There is, in the images of Cronenberg, the fate that can not be. Although he says the filmmaker in Toronto, we delude ourselves to keep him away from our everyday life with the apotropaic of our social and religious rites. For this unnecessarily violent. With

"The Fly", one of his best films, the Canadian director had laid bare the complex relationship that binds the exaggerated desire for knowledge and use of technology to reckless risks arising from unpredictable but inevitable. Develops, then, the theme of the apprentice sorcerer, Faust, can no longer to stop the process triggered.

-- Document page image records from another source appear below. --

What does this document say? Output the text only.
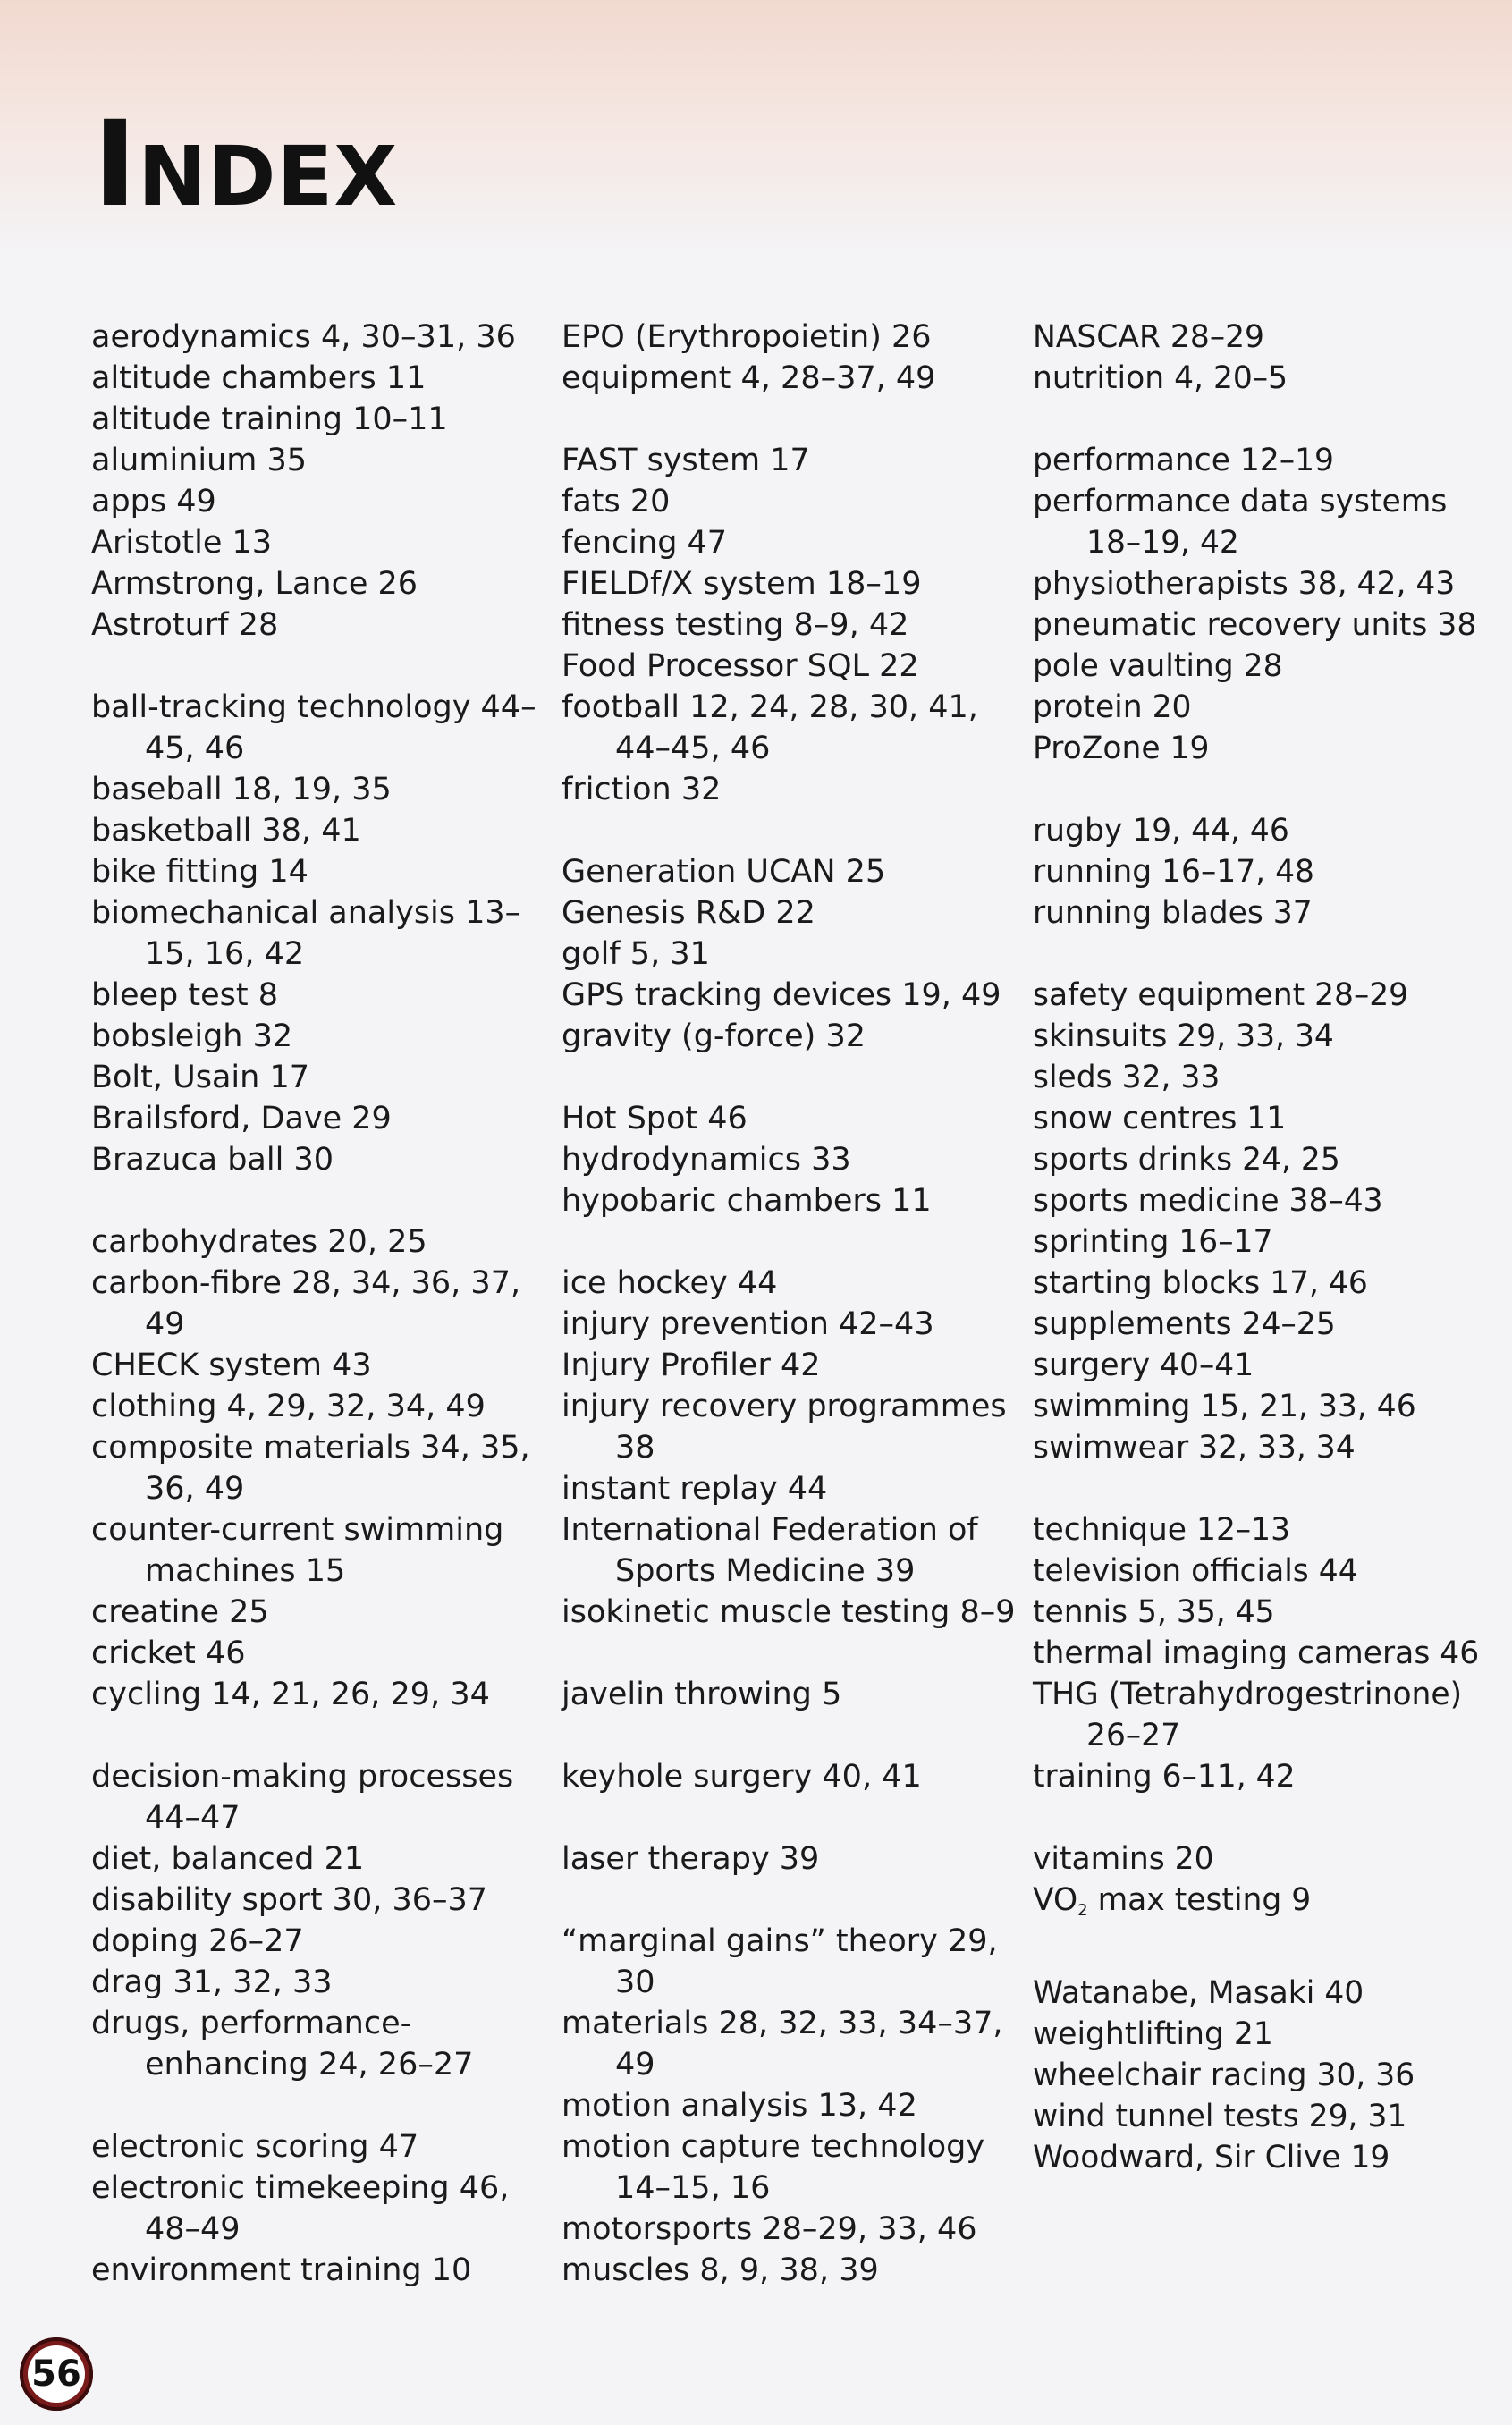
Index
aerodynamics 4, 30–31, 36
altitude chambers 11
altitude training 10–11
aluminium 35
apps 49
Aristotle 13
Armstrong, Lance 26
Astroturf 28
ball-tracking technology 44–45, 46
baseball 18, 19, 35
basketball 38, 41
bike fitting 14
biomechanical analysis 13–15, 16, 42
bleep test 8
bobsleigh 32
Bolt, Usain 17
Brailsford, Dave 29
Brazuca ball 30
carbohydrates 20, 25
carbon-fibre 28, 34, 36, 37, 49
CHECK system 43
clothing 4, 29, 32, 34, 49
composite materials 34, 35, 36, 49
counter-current swimming machines 15
creatine 25
cricket 46
cycling 14, 21, 26, 29, 34
decision-making processes 44–47
diet, balanced 21
disability sport 30, 36–37
doping 26–27
drag 31, 32, 33
drugs, performance-enhancing 24, 26–27
electronic scoring 47
electronic timekeeping 46, 48–49
environment training 10
EPO (Erythropoietin) 26
equipment 4, 28–37, 49
FAST system 17
fats 20
fencing 47
FIELDf/X system 18–19
fitness testing 8–9, 42
Food Processor SQL 22
football 12, 24, 28, 30, 41, 44–45, 46
friction 32
Generation UCAN 25
Genesis R&D 22
golf 5, 31
GPS tracking devices 19, 49
gravity (g-force) 32
Hot Spot 46
hydrodynamics 33
hypobaric chambers 11
ice hockey 44
injury prevention 42–43
Injury Profiler 42
injury recovery programmes 38
instant replay 44
International Federation of Sports Medicine 39
isokinetic muscle testing 8–9
javelin throwing 5
keyhole surgery 40, 41
laser therapy 39
“marginal gains” theory 29, 30
materials 28, 32, 33, 34–37, 49
motion analysis 13, 42
motion capture technology 14–15, 16
motorsports 28–29, 33, 46
muscles 8, 9, 38, 39
NASCAR 28–29
nutrition 4, 20–5
performance 12–19
performance data systems 18–19, 42
physiotherapists 38, 42, 43
pneumatic recovery units 38
pole vaulting 28
protein 20
ProZone 19
rugby 19, 44, 46
running 16–17, 48
running blades 37
safety equipment 28–29
skinsuits 29, 33, 34
sleds 32, 33
snow centres 11
sports drinks 24, 25
sports medicine 38–43
sprinting 16–17
starting blocks 17, 46
supplements 24–25
surgery 40–41
swimming 15, 21, 33, 46
swimwear 32, 33, 34
technique 12–13
television officials 44
tennis 5, 35, 45
thermal imaging cameras 46
THG (Tetrahydrogestrinone) 26–27
training 6–11, 42
vitamins 20
VO2 max testing 9
Watanabe, Masaki 40
weightlifting 21
wheelchair racing 30, 36
wind tunnel tests 29, 31
Woodward, Sir Clive 19
56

Here, with a terrible history of violence, Cronenberg perfected this issue based on extending and linking almost eschatological inevitability of the unexpected outcomes of human action. Understanding this time drawn up a psychological and above all social, or even anthropological. The film shows an indelible past that comes back with catastrophic results.

An essay in pictures, a keynote the impossibility of any redemption, the importance of the combination of capital case - and fate in human affairs, then, in history. Bitter psychodramatic meta-analysis on the roots of violence. In the "fly" Cronenberg has mentioned the humanity of the monster, here shows us the enormity of the human. The director of Ontario is very effective in probing with meticulous technique psychosurgery anguish and loneliness of the man in front the impossible mutation of the soul, the truth of a cruel cruel world close by the bond that links cause and effect, elevated into a universal principle.

in competition at Cannes in 2005, the film retained its 2 2006 Golden Globe nominations for best film and best actress Maria Bello. Cronenberg's work has also reported for the Academy Award nominations for Best Supporting Actor (William Hurt) and Best Adapted Screenplay. The film also was nominated for the David di Donatello for Best Foreign Language Film 2006. A must see.